Tuesday, October 29

Mini Reviews: October 29th Edition [Nintendo Switch eShop]

Skullgirls 2nd Encore [Nindie Choice!] - While I’ve consistently heard nothing but great things about Skullgirls from my friends who are massive fighting fans up until PAX this year I’d never gotten to check it out myself. Watching the game being played it’s hard not to be impressed by the diverse and beautifully-animated characters, some of which have some of the craziest moves and specials I think I’ve seen. It’s also very apparent that this is a pretty technical fighter, which was where my one real concern with the game cropped up. What’s a bit shocking though is that in general for someone like me who has played a fair number of fighters for the most part the moves that trigger the on-screen chaos feel natural and mostly intuitive. Simply experimenting on the fly moves and even combos seemed to come to me pretty easily. From there it’s all about the flow of gameplay and the best word to describe it is intense. Solo players should appreciate the story mode that provides some background for the very odd menagerie of fighters, but everyone should appreciate the choice to go 1-on-1 or up to 3-on-3, providing for plenty of opportunities for changing tactics and generally catering the matches to your liking. Available online play is definitely appreciated, though it’s important to note that even great indie titles on Switch don’t tend to have online communities that survive for long. While there have been very good indie fighters on the Switch I actually think this one is the best.

Tangle Tower [Nindie Choice!] - When there are so many point-and-click style adventures available on the Switch it pays to try to stand out. Smart puzzles, some quirky characters, and a sense of humor have pretty well become standard features so the bar has become pretty high if you want to stand out from the generally very enjoyable pack. Where Tangle Tower manages to get an edge is with well-delivered voice acting, some particularly weird characters you’ll interact with, and even some surprises in terms of puzzle variety and creativity. Throw this all together with a compelling mystery and the average puzzle fan should find plenty to enjoy over the course of a handful of hours with this one.

Vortex Attack EX - As a huge fan of arcade classics from many genres I’ve played more than my share of space shooters. As such, Vortex Attack EX very much feels targeted at someone like me specifically who can not only take on the challenge but appreciate the pretty wide variety of influences on its play mechanics. Your goal is simple, shoot enemies, avoid being hit, collect power-ups and gems that fall, and try to survive. As you progress and get more effective the game rewards you with each new mothership you defeat with a new ship variant to choose from as you start each game.
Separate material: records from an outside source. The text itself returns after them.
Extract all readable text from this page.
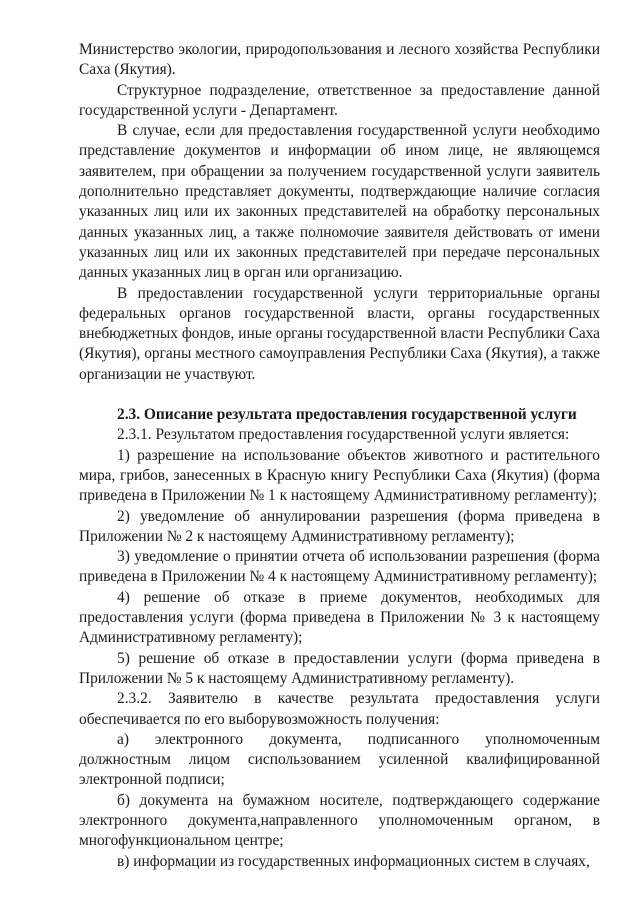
Министерство экологии, природопользования и лесного хозяйства Республики Саха (Якутия).

Структурное подразделение, ответственное за предоставление данной государственной услуги - Департамент.

В случае, если для предоставления государственной услуги необходимо представление документов и информации об ином лице, не являющемся заявителем, при обращении за получением государственной услуги заявитель дополнительно представляет документы, подтверждающие наличие согласия указанных лиц или их законных представителей на обработку персональных данных указанных лиц, а также полномочие заявителя действовать от имени указанных лиц или их законных представителей при передаче персональных данных указанных лиц в орган или организацию.

В предоставлении государственной услуги территориальные органы федеральных органов государственной власти, органы государственных внебюджетных фондов, иные органы государственной власти Республики Саха (Якутия), органы местного самоуправления Республики Саха (Якутия), а также организации не участвуют.

2.3. Описание результата предоставления государственной услуги

2.3.1. Результатом предоставления государственной услуги является:

1) разрешение на использование объектов животного и растительного мира, грибов, занесенных в Красную книгу Республики Саха (Якутия) (форма приведена в Приложении № 1 к настоящему Административному регламенту);

2) уведомление об аннулировании разрешения (форма приведена в Приложении № 2 к настоящему Административному регламенту);

3) уведомление о принятии отчета об использовании разрешения (форма приведена в Приложении № 4 к настоящему Административному регламенту);

4) решение об отказе в приеме документов, необходимых для предоставления услуги (форма приведена в Приложении № 3 к настоящему Административному регламенту);

5) решение об отказе в предоставлении услуги (форма приведена в Приложении № 5 к настоящему Административному регламенту).

2.3.2. Заявителю в качестве результата предоставления услуги обеспечивается по его выборувозможность получения:

а) электронного документа, подписанного уполномоченным должностным лицом сиспользованием усиленной квалифицированной электронной подписи;

б) документа на бумажном носителе, подтверждающего содержание электронного документа,направленного уполномоченным органом, в многофункциональном центре;

в) информации из государственных информационных систем в случаях,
These are really the game’s overall saving grace as each of them plays quite differently and provide both an incentive to play another run to try them out and new styles of play to master as you work to discover which works best for you. While it may not quite reach the heights of some of the other retro shooters on the system its budget price and variety in play styles still make it worthwhile for classic arcade shooter fans.

Dark Devotion - Take a somewhat gothic setting with various lethal monsters, traps, and perils, then add in a variety of weapons and power-ups you can slowly grind to acquire and you have Dark Devotion. In a vacuum while this wouldn’t necessarily be considered a great title overall it would likely garner some attention. The challenge, though, is the availability of titles that are very similar but have an overall edge in terms of depth and quality. On the one hand the grinding and weapons have a fair amount in common with Dead Cells, on the other the setting, style, and difficulty are reminiscent of Blasphemous. While I think Dark Devotion works and is worthwhile for the proper audience the comparisons are impossible not to make, and unfortunately in those match-ups I’d consider this title to be lacking by comparison. Still, if you want to get your gothic grind on it’s challenging and has its moments.

Ultra Off-Road 2019: Alaska - Having never gone off-roading, let alone been to Alaska, I’m unable to comment on the authenticity of the experience offered by this title. In my mind, however, I’ll assume the experience is less like trying to maneuver a brick on wheels through an odd mess of a landscape then this. The challenge with a title like this is trying to figure out who it is ultimately for, and what the target experience is supposed to be. I suppose it was shooting for a simulation akin to a game like Spintires, but if so the lack of any real depth or a sense of quality make it come up far short of that mark. From the unusual need to pick up and eat food to there seeming to only be one standard clunk sound no matter what you make contact with this off-road experience stalls out before it even gets started.